Minister of Information, Tourism and Civic Education, Jappie Mhango presided over the launch of the framework, followed the commemoration of the 2015 International Day for Disaster Reduction at Bodza Primary School in Traditional Authority Makhwira, Chikwawa district on Sunday.
The development of the National Disaster Recovery Framework (NDRF) was done with technical support from the Global Facility for Disaster Reduction and Recovery (GFDRR), United Nations and the World Bank, and financing by an African Caribbean Pacific-European Union (ACP-EU) grant.
Before the commemoration event on Sunday, Centre for Environmental Policy and Advocacy (CEPA) organized a panel discussion on Saturday at St Lawrence Girls’ Secondary School in Chikwawa where communities as well as technical experts from various institutions discussed issues to do with disasters especially the impact they caused and how best the impact would be minimized.

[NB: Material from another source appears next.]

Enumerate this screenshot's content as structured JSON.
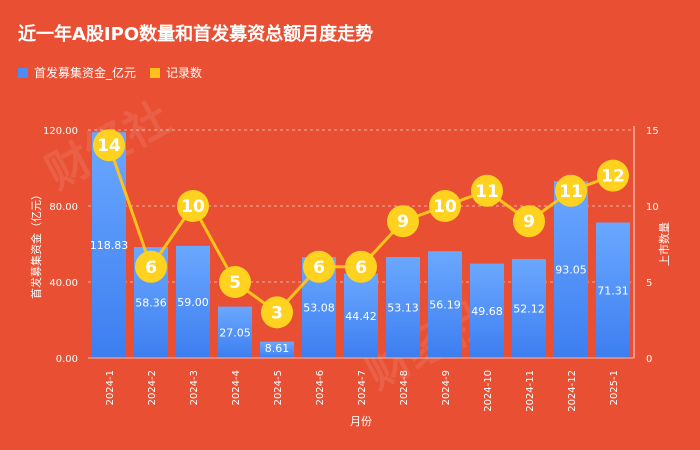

The panel discussion which was covered live on Zodiak Broadcasting Station as well as Chanco radios ended with an agreement from both parties that consolidation of indigenous and scientific knowledge can assist the country to reduce damages that occur during natural disasters.
In line with the theme under commemoration, the minister said science and indigenous knowledge in predicting weather were supposed to be used.

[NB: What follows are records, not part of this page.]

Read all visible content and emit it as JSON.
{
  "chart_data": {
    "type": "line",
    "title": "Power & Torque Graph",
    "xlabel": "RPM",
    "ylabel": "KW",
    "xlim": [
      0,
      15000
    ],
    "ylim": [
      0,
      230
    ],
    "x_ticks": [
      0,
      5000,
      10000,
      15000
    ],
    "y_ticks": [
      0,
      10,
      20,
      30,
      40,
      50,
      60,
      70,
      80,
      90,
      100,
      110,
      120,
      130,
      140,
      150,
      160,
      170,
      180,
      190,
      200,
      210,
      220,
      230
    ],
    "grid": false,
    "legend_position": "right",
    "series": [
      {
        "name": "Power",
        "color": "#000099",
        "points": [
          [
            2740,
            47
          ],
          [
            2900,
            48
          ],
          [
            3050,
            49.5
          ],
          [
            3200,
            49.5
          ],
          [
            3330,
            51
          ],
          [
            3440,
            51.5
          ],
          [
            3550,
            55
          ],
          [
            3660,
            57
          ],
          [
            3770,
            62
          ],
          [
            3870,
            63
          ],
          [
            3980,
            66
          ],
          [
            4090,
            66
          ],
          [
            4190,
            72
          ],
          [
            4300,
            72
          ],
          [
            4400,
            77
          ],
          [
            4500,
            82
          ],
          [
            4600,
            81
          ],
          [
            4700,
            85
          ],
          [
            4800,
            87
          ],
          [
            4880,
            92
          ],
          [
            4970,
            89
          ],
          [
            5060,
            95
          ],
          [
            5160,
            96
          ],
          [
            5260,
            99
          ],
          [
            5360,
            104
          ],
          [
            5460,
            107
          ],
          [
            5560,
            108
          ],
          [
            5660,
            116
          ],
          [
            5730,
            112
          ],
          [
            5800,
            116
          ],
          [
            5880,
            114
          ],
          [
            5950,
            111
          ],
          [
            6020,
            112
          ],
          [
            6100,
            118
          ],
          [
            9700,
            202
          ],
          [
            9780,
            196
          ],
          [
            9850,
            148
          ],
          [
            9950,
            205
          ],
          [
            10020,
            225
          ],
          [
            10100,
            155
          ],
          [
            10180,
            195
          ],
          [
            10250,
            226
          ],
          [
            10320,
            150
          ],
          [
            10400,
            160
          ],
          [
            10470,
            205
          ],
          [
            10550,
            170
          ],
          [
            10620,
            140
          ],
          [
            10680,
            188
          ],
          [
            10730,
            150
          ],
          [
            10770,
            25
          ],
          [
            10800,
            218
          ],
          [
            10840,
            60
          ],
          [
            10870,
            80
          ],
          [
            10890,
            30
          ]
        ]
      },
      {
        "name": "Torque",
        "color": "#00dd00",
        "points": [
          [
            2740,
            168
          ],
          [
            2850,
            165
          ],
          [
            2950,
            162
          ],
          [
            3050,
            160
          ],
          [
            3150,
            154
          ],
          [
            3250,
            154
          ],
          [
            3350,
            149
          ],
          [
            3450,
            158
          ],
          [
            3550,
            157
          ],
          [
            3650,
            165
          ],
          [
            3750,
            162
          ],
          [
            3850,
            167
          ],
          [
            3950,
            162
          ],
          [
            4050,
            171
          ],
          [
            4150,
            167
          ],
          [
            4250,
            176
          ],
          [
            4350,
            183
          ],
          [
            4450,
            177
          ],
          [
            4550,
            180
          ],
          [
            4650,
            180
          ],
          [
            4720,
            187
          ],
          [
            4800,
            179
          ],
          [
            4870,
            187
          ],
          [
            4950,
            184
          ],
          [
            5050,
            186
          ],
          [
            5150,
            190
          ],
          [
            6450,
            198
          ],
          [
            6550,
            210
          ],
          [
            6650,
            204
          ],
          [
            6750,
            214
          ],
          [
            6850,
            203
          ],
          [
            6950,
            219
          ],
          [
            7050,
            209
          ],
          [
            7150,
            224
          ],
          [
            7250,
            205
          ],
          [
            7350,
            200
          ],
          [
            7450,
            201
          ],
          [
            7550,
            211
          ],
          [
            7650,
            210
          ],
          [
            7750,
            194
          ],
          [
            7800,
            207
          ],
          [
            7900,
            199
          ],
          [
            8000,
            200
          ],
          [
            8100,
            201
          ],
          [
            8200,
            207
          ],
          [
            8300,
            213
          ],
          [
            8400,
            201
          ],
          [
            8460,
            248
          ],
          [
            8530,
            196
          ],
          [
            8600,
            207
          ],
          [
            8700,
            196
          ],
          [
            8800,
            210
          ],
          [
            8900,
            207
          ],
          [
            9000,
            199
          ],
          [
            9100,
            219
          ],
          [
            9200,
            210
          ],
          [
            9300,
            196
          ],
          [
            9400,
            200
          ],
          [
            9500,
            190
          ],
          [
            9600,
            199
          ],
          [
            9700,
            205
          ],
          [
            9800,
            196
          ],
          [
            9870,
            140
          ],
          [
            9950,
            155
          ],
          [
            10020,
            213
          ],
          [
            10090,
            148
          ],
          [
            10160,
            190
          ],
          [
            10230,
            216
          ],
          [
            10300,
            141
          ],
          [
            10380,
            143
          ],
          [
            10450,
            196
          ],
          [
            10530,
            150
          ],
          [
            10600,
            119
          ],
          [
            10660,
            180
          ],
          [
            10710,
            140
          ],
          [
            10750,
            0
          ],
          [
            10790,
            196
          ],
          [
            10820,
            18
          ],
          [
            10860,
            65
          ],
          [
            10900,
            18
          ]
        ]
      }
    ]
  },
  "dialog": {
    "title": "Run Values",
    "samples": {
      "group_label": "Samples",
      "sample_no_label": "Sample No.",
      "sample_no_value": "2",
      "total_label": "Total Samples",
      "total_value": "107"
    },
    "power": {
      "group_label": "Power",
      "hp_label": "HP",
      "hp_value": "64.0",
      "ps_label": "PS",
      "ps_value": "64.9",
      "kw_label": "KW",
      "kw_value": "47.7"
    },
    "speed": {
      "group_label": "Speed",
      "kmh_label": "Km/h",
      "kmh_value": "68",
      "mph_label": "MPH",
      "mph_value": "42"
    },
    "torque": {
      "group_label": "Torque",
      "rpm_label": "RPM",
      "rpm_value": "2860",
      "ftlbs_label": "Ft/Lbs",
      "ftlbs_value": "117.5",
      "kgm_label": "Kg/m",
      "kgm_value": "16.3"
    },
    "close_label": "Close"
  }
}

The minister also handed over a model house to one of the beneficiaries who relocated to upper land which is being constructed under Red Cross at Zing’ando village.
The houses being constructed are among the 200 houses the organization is also constructing in the districts of Nsanje, Phalombe and Blantyre.
The floods experienced by Malawi in early 2015 affected 1.1 million people in 17 districts, killing 106 people, while 172 people were declared missing.
The floods indirectly affected many more through secondary effects such as power outage, lack of clean water, and lack of market access and disruption of health and education services.
The government of Malawi through the Department of Disaster Management Affairs (DoDMA), and with technical support from the European Union, the United Nations and the World Bank, conducted a Post Disaster Needs Assessment (PDNA).
The PDNA estimated damage and losses at US$335 million and it estimated the cost of recovery and reconstruction needs at US$494 million.